💾 Archived View for bbs.geminispace.org › s › Gemini › 16276 captured on 2024-08-25 at 10:28:54. Gemini links have been rewritten to link to archived content
⬅️ Previous capture (2024-08-18)
-=-=-=-=-=-=-
Hello friend
I know gemini use the limited protocol itself to protect the privacy of the client, but what about the host?
How do you protect your own privacy when you hosting a site? or do you not worry about exposing your information (like your IP or your email or anything people can get from your domain name) on the net?
If you think it is not a concern, I would love to hear your reasoning. Maybe I am just overthinking?
And if it does bother you, please share some tip for how to better protect yourself as gemini site host
Thank you
Apr 21 · 4 months ago
TLDs like .org require a contact address, but there are services that provide a proxy address to hide yours, they cost a handful of dollars per year. Highly recommend, you don't want your home address in there.
You have to expose an IP address if you are self hosting. I don't think this is particularly a problem, any machine connected to the internet will anyway be scanned for vulnerable services. These days that usually means a router, so take care with port forwarding.

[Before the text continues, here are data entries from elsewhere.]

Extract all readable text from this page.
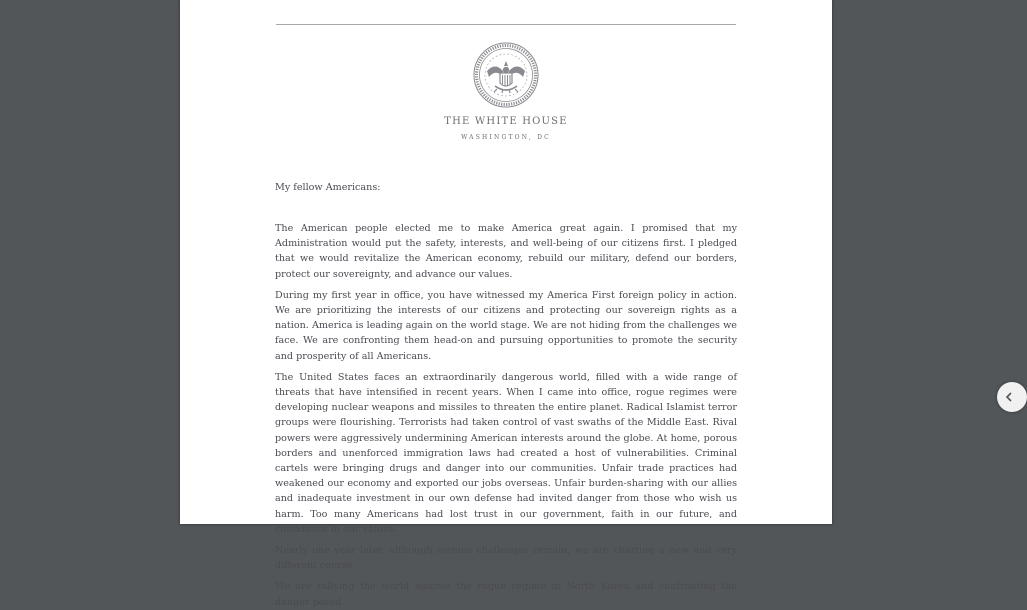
THE WHITE HOUSE
WASHINGTON, DC
My fellow Americans:

The American people elected me to make America great again. I promised that my Administration would put the safety, interests, and well-being of our citizens first. I pledged that we would revitalize the American economy, rebuild our military, defend our borders, protect our sovereignty, and advance our values.

During my first year in office, you have witnessed my America First foreign policy in action. We are prioritizing the interests of our citizens and protecting our sovereign rights as a nation. America is leading again on the world stage. We are not hiding from the challenges we face. We are confronting them head-on and pursuing opportunities to promote the security and prosperity of all Americans.

The United States faces an extraordinarily dangerous world, filled with a wide range of threats that have intensified in recent years. When I came into office, rogue regimes were developing nuclear weapons and missiles to threaten the entire planet. Radical Islamist terror groups were flourishing. Terrorists had taken control of vast swaths of the Middle East. Rival powers were aggressively undermining American interests around the globe. At home, porous borders and unenforced immigration laws had created a host of vulnerabilities. Criminal cartels were bringing drugs and danger into our communities. Unfair trade practices had weakened our economy and exported our jobs overseas. Unfair burden-sharing with our allies and inadequate investment in our own defense had invited danger from those who wish us harm. Too many Americans had lost trust in our government, faith in our future, and confidence in our values.

Nearly one year later, although serious challenges remain, we are charting a new and very different course.

We are rallying the world against the rogue regime in North Korea and confronting the danger posed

I use nearlyfreespeech.net for hosting and domains, they offer the privacy service and email forwarding, I wrote on my capsule about how awesome they are :)
You could host an anonymous capsule, with Windows, if you visit with Tor Browser https://portal.mozz.us/gemini/cities.yesterweb.org/ and register there. With Tallow.exe run later and with WinSCP you can manage your capsule anonymously then, without using Tor Browser.
It depends on how you define privacy. If you are running a server of any kind on the internet you have exposures of all sorts. There is nothing particularly private about Gemini, except that no one gives a flying hoot about it.
I didn’t want to expose my home IP so I bought a cheap starter level $1 VPS, that runs an nginx reverse proxy. The VPS connects to my home server via TailScale (which is basically Wireguard VPN with extra benefits). The local server listens on the machine’s Tailscale IP; nginx forwards traffic on port 1965 to that tailscale IP. To me this is good enough.